Scientists Are Starting to Test Claims About “Microdosing”

By Sharon Begley

Dennis van der Meijden isn’t aiming to see the face of God, feel one with the cosmos, grasp the hidden reality of time and space, or embark on a sacred journey. What the Dutch graphic designer, producer, and rapper (under the professional name Terilekst) wants—and gets—from his twice-weekly “microdoses” of psilocybin is more modest.

“It sharpens all the senses, as if the frequencies of all of your atoms and energy field are raised a little bit and are being slightly more conscious,” said van der Meijden, 39, who told STAT he first microdosed psilocybin—the active ingredient in “magic mushrooms”—three years ago. It makes him energetic enough to skip coffee, “as if I’m kicked in some sort of orbit for that day.” If he becomes distracted, “I’m very much aware of that, as if seeing myself from a bird’s eye view, so I can correct myself very fast.” But van der Meijden says he’s careful not to exceed about 0.4 grams, because 0.5 made him “a bit too joyful and a bit too philosophical,” which wasn’t always appropriate.
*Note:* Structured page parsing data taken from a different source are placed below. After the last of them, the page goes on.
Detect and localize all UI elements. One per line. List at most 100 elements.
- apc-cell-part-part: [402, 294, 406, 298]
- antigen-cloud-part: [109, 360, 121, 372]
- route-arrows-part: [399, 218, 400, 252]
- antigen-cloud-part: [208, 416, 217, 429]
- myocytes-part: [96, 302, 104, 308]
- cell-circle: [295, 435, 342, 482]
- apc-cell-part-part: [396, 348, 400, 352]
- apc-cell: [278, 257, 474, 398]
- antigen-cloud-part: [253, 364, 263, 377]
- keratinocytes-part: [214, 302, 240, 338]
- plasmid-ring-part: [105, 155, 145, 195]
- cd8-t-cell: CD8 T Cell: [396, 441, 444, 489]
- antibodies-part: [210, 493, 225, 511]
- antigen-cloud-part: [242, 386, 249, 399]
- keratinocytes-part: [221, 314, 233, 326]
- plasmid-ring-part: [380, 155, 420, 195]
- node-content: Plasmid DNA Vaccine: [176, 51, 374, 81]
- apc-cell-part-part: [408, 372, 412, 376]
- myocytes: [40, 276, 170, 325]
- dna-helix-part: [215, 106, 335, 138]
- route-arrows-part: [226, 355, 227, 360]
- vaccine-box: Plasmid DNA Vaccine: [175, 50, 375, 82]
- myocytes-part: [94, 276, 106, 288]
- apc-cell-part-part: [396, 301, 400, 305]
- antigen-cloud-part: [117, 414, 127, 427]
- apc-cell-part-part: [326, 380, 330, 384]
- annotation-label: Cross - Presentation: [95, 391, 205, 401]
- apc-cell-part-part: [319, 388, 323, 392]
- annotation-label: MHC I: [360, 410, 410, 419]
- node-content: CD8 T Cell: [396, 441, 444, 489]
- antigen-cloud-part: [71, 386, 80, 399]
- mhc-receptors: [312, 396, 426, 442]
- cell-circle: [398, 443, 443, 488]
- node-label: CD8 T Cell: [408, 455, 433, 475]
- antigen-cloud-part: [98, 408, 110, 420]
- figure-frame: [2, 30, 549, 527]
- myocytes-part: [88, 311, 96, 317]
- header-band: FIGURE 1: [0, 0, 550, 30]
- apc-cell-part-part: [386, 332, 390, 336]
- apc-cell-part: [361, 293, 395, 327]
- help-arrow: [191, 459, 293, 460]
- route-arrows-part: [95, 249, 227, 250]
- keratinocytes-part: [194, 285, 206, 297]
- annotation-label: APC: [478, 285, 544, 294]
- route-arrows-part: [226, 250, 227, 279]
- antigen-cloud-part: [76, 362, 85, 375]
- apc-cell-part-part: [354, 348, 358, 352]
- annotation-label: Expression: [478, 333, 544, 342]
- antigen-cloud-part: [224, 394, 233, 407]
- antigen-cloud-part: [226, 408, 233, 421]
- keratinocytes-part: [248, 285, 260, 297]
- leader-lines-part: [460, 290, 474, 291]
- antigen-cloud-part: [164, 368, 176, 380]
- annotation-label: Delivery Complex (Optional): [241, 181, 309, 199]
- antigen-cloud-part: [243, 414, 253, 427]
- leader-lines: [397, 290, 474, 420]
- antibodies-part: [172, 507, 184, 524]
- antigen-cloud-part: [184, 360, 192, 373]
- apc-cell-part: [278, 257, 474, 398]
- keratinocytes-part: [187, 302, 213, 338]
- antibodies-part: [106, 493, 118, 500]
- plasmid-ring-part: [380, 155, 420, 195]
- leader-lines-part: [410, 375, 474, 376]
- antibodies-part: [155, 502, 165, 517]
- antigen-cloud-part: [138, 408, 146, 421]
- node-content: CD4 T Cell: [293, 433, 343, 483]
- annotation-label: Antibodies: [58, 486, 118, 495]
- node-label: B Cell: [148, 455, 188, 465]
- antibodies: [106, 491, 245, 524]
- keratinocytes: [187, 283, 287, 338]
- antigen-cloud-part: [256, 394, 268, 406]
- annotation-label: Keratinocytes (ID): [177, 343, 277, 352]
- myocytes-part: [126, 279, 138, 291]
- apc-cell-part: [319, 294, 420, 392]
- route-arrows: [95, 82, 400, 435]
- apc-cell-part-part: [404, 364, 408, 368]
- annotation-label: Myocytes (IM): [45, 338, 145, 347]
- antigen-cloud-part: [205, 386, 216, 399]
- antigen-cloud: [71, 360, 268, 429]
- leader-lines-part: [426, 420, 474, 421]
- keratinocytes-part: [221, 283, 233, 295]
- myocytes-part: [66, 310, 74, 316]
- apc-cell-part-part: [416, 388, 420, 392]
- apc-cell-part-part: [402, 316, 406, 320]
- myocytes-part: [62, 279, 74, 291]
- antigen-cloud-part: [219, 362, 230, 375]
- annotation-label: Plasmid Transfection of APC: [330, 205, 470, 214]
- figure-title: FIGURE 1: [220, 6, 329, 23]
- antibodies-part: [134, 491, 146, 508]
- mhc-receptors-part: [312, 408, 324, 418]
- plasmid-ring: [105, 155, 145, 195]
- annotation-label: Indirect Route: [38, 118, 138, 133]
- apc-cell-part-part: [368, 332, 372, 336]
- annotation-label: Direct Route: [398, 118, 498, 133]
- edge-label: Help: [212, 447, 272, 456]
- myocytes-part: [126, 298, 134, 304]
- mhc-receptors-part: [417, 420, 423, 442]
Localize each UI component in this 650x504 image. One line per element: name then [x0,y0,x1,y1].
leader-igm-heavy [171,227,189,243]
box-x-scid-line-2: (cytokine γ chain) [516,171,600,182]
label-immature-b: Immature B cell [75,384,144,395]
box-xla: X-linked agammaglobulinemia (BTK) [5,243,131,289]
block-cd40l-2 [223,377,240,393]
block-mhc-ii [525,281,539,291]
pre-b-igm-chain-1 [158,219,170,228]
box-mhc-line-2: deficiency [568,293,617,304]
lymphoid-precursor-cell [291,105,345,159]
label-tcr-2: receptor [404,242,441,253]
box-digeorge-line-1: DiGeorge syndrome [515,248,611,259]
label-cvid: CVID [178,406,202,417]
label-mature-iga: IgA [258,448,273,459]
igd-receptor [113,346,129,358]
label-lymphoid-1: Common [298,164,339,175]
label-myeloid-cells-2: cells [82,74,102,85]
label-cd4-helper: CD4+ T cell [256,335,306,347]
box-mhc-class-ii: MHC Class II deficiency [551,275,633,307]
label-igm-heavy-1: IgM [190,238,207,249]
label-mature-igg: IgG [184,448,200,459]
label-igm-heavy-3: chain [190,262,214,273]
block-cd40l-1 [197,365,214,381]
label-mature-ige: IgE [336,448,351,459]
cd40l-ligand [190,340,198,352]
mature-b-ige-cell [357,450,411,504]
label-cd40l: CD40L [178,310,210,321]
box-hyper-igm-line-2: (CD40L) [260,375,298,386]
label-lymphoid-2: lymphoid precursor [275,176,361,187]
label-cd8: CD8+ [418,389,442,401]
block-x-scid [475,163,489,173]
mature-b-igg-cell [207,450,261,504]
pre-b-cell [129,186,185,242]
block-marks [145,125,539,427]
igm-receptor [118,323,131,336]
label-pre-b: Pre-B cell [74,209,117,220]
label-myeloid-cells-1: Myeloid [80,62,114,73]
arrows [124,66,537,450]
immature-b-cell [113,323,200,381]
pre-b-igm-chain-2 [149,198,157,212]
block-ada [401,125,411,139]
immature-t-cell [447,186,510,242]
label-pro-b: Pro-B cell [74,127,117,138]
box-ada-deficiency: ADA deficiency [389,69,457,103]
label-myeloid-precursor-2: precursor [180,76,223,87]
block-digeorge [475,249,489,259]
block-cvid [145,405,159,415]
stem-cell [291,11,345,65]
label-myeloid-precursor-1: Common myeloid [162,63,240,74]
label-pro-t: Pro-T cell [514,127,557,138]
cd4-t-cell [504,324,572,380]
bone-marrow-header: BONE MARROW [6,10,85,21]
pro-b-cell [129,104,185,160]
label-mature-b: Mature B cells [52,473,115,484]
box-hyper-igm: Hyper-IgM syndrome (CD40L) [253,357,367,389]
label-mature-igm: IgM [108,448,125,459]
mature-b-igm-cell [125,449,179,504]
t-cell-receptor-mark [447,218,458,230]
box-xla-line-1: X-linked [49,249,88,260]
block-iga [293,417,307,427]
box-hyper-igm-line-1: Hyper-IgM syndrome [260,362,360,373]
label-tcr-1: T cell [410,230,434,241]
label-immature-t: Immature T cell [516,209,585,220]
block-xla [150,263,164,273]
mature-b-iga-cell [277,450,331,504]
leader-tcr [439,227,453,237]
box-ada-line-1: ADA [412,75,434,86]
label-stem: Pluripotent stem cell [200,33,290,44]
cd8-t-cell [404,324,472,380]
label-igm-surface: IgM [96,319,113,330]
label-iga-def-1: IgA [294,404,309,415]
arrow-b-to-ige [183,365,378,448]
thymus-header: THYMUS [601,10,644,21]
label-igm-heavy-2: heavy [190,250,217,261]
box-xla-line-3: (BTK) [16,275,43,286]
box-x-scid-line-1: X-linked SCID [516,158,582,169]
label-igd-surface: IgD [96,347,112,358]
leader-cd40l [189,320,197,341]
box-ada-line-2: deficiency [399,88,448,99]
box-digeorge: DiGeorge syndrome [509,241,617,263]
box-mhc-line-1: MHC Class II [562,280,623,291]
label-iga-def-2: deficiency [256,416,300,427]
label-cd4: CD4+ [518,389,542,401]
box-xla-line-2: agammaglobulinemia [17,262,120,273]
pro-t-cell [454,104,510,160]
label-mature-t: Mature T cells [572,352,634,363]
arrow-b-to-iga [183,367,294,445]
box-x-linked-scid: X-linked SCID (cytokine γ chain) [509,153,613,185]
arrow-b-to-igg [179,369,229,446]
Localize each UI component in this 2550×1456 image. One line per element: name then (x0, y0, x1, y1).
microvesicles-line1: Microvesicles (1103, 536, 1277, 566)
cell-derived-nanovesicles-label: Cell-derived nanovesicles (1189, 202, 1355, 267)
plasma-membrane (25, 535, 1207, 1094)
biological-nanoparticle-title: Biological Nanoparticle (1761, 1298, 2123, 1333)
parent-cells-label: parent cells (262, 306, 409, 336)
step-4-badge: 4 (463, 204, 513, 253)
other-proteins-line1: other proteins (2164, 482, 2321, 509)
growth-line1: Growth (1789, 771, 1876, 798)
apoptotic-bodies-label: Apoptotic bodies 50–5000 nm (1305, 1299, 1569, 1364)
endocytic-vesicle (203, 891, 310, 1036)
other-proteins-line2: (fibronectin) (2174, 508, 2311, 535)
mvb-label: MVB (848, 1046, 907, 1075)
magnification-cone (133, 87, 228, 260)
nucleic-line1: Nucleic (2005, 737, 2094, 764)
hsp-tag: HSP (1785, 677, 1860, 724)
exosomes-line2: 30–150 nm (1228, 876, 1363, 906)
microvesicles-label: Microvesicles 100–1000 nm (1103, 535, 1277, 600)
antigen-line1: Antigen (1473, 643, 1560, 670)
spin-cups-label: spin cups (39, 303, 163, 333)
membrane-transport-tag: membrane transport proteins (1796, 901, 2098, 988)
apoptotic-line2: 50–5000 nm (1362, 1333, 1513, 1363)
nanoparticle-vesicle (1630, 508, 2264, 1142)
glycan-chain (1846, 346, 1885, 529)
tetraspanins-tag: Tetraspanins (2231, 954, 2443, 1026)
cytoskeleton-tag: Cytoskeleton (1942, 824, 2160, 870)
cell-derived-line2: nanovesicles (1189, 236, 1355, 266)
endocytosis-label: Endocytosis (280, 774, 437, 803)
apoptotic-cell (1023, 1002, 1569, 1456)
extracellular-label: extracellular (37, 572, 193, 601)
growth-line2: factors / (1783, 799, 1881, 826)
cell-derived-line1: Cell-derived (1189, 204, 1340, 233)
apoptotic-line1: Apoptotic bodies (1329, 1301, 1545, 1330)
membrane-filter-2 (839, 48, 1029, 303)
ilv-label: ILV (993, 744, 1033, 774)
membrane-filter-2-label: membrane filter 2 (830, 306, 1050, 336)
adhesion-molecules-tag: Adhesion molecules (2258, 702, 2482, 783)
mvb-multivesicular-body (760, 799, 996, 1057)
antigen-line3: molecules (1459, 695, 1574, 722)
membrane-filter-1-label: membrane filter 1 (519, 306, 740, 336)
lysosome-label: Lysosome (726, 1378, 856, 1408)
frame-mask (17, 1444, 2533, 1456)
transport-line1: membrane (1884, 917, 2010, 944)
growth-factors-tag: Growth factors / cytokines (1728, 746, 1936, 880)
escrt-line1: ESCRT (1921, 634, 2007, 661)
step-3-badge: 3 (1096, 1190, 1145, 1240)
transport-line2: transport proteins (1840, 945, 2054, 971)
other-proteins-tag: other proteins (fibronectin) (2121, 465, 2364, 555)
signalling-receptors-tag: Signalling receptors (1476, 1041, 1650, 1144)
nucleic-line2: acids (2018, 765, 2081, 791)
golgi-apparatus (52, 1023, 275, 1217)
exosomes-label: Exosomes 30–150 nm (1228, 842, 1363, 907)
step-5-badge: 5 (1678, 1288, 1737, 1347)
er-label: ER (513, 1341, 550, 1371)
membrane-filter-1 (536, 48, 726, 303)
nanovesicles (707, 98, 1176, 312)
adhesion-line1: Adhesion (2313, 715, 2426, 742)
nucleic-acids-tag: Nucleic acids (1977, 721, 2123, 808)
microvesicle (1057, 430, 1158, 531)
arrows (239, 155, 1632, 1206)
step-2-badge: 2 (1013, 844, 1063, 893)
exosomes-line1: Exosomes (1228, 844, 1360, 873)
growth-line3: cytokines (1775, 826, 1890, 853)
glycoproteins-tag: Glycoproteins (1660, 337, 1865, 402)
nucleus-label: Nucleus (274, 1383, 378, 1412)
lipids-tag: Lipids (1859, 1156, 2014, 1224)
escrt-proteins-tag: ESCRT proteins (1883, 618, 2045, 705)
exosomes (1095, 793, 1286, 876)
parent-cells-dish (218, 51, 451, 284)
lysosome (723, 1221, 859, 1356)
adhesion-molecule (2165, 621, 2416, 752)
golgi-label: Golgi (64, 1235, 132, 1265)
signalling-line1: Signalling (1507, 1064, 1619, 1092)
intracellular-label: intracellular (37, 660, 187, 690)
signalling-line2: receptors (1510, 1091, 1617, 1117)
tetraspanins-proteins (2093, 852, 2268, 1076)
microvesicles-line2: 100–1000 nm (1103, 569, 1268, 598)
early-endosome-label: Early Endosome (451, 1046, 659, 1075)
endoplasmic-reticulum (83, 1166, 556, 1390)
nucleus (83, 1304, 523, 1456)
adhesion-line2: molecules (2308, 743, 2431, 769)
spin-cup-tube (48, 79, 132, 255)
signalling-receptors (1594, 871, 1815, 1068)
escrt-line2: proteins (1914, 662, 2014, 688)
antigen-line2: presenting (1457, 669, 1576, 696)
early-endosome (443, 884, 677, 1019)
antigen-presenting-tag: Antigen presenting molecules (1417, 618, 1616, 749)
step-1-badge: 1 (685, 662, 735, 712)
Microdosing involves taking roughly one-tenth the “trip” dose of a psychedelic drug, an amount too little to trigger hallucinations but enough, its proponents say, to sharpen the mind. Psilocybin microdosers (including hundreds on Reddit) report that the mushrooms can increase creativity, calm anxiety, decrease the need for caffeine, and reduce depression. There is enough evidence that trip doses might have the latter effect that, on Wednesday, London-based Compass Pathways received Food and Drug Administration approval for a Phase 2B clinical trial of psilocybin (in larger-than-microdoses) for treatment-resistant depression. But research into microdosing is minimal.